During the Second Italo-Ethiopian War in 1935 Kea and her fellow nurses started raising money to send medical supplies to Ethiopian troops. She was also anxious to work as a nurse in Ethiopia but the emperor Haile Selassie did not accept foreign volunteers. In 1936 she applied to join the American Red Cross to assist Midwest flood victims, but was rejected because of her ethnicity.

Following the outbreak of the Spanish Civil War in 1936 Kea lectured across the United States to raise funds for the Second Spanish Republic. During this time Kea developed strong anti-fascist views. Citing the war in Ethiopia as an influence, Kea decided to volunteer to serve in the International Brigades in the Spanish Civil War and joined the American Medical Bureau working with the Abraham Lincoln Battalion in March 1937. A major inspiration for the move was her Catholic faith.

After her arrival in Spain, Kea helped establish a field hospital at Villa Paz near the Spanish capital Madrid. She was appointed head surgical nurse for an American unit, where she supervised White nurses and treated patients of all nationalities, which would have been impossible in the States.

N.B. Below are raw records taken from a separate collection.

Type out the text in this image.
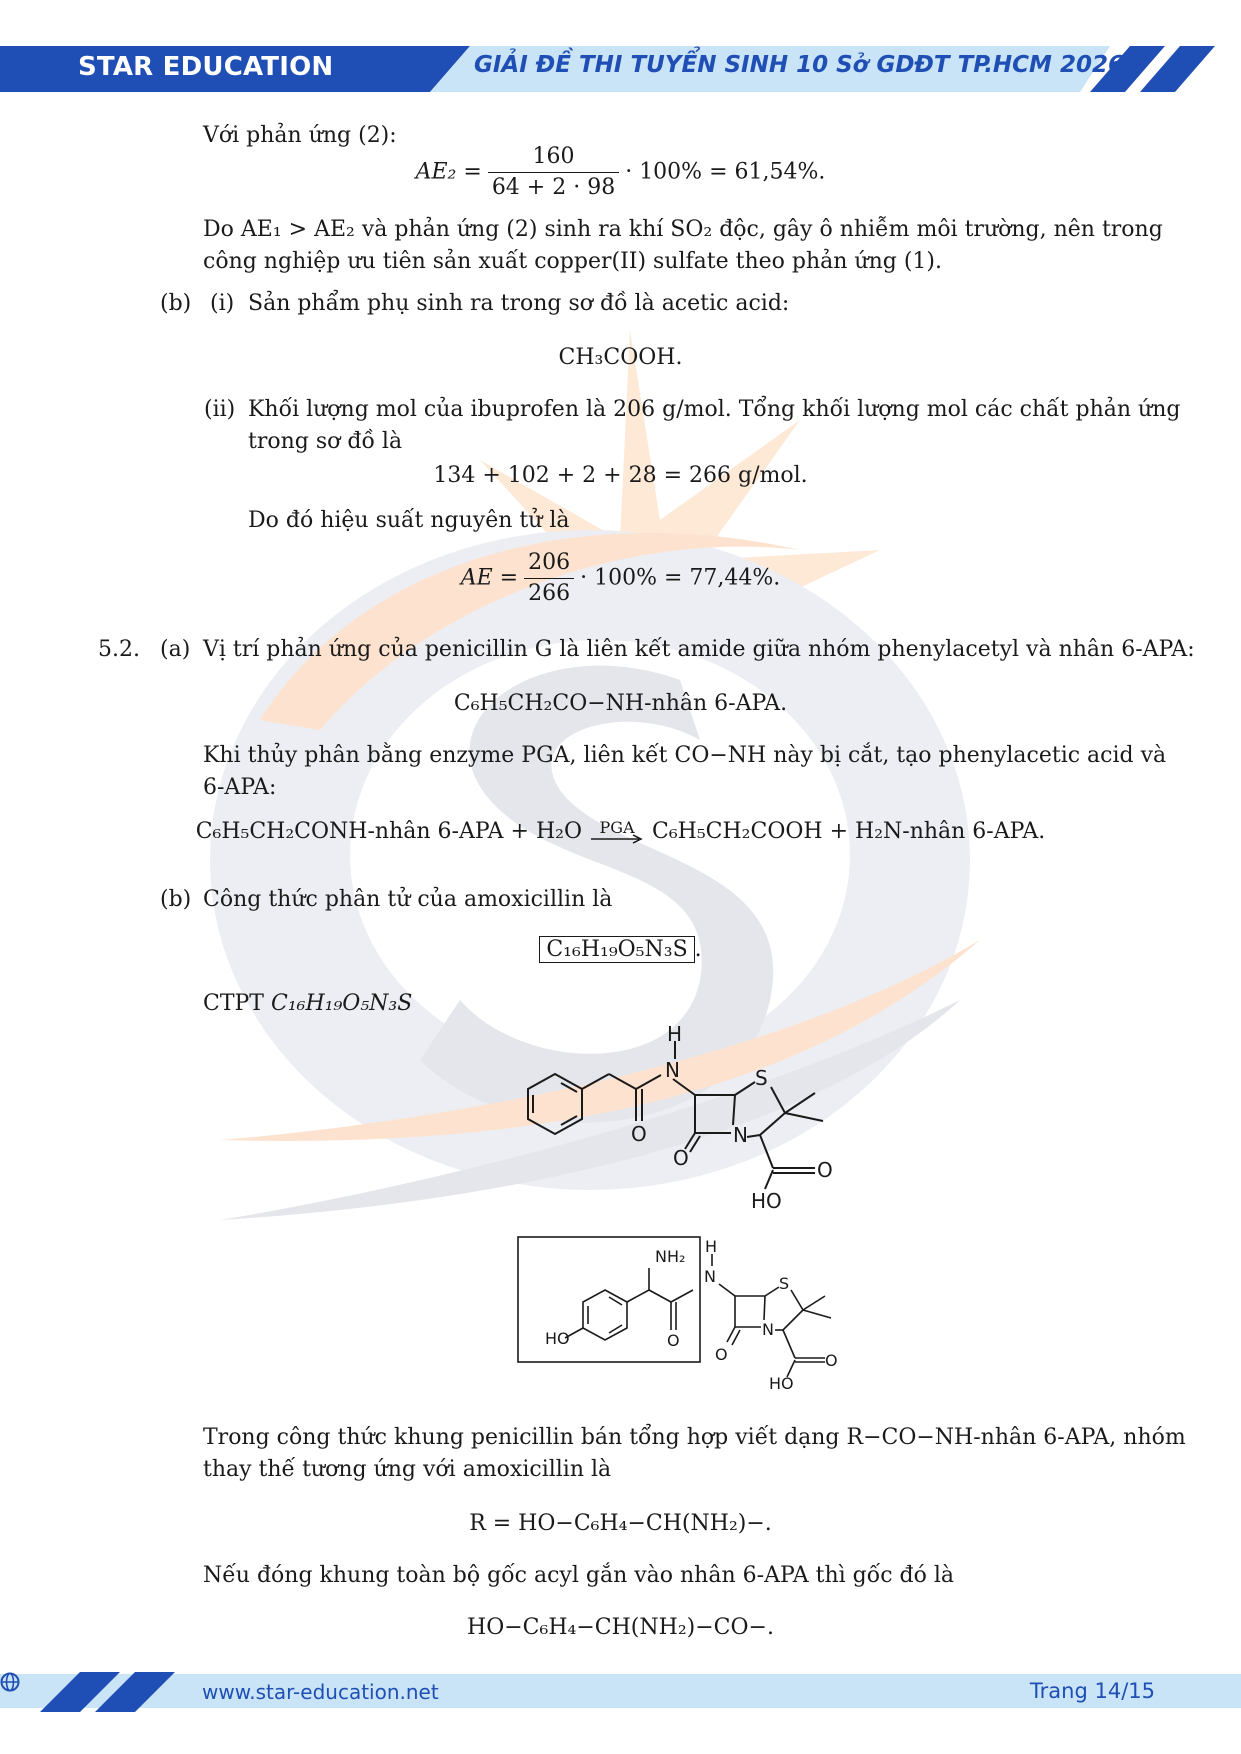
STAR EDUCATION	GIẢI ĐỀ THI TUYỂN SINH 10 Sở GDĐT TP.HCM 2026
www.star-education.net	Trang 14/15
Với phản ứng (2):
$AE_2 = \frac{160}{64 + 2 \cdot 98} \cdot 100\% = 61,54\%$.
Do AE₁ > AE₂ và phản ứng (2) sinh ra khí SO₂ độc, gây ô nhiễm môi trường, nên trong
công nghiệp ưu tiên sản xuất copper(II) sulfate theo phản ứng (1).
(b) (i) Sản phẩm phụ sinh ra trong sơ đồ là acetic acid:
CH₃COOH.
(ii) Khối lượng mol của ibuprofen là 206 g/mol. Tổng khối lượng mol các chất phản ứng
trong sơ đồ là
134 + 102 + 2 + 28 = 266 g/mol.
Do đó hiệu suất nguyên tử là
AE = $\frac{206}{266} \cdot 100\% = 77,44\%$.
5.2. (a) Vị trí phản ứng của penicillin G là liên kết amide giữa nhóm phenylacetyl và nhân 6-APA:
C₆H₅CH₂CO−NH-nhân 6-APA.
Khi thủy phân bằng enzyme PGA, liên kết CO−NH này bị cắt, tạo phenylacetic acid và
6-APA:
C₆H₅CH₂CONH-nhân 6-APA + H₂O	PGA C₆H₅CH₂COOH + H₂N-nhân 6-APA.
(b) Công thức phân tử của amoxicillin là
C₁₆H₁₉O₅N₃S .
CTPT C₁₆H₁₉O₅N₃S
H
N	S
N
O
O	O
HO
NH₂
H
N	S
N
O
O	O
HO
HO
Trong công thức khung penicillin bán tổng hợp viết dạng R−CO−NH-nhân 6-APA, nhóm
thay thế tương ứng với amoxicillin là
R = HO−C₆H₄−CH(NH₂)−.
Nếu đóng khung toàn bộ gốc acyl gắn vào nhân 6-APA thì gốc đó là
HO−C₆H₄−CH(NH₂)−CO−.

Kea was captured by the Spanish Nationalist Army but managed to escape with the help of International Brigade soldiers after being held for six weeks. In Villa Paz, Kea met an injured Irish soldier, John O'Reilly, whom she later married. In early 1938, Kea was transferred to different units in Aragon, Lerida and Barcelona and was herself injured in a Nationalist bombing raid. Her wounds were so severe that she was sent back to the United States in May 1938. The same year, Kea wrote her Spanish memoirs While Passing Through. They were published as a pamphlet titled Salaria Kea: A Negro Nurse in Republican Spain. Kea was treated as a celebrity in Black and communist circles. She toured with the Negro Committee to Aid Spain with Thyra J. Edwards in August 1938.

== World War II and later years ==
In 1940, John O’Reilly was allowed to immigrate the United States. He was soon drafted to serve in the military during World War II. In the beginning of 1944, Kea started working as a volunteer nurse for the United States Army as part of the first group of African American nurses the Army was allowed to recruit. In the United States Kea and O’Reilly experienced strong racism. In Akron they experienced personal threats and property damage, and Kea often referred to her time in the International Brigades as the best days of her life since they were free from discrimination. After the war, the O'Reilly family lived in New York, where Kea worked in several hospitals coordinating staff desegregation. In 1973, the couple retired to Akron where Kea died on 18 May 1990. Salaria was featured in the film documentary The Good Fight: The Abraham Lincoln Brigade in the Spanish Civil War (1984).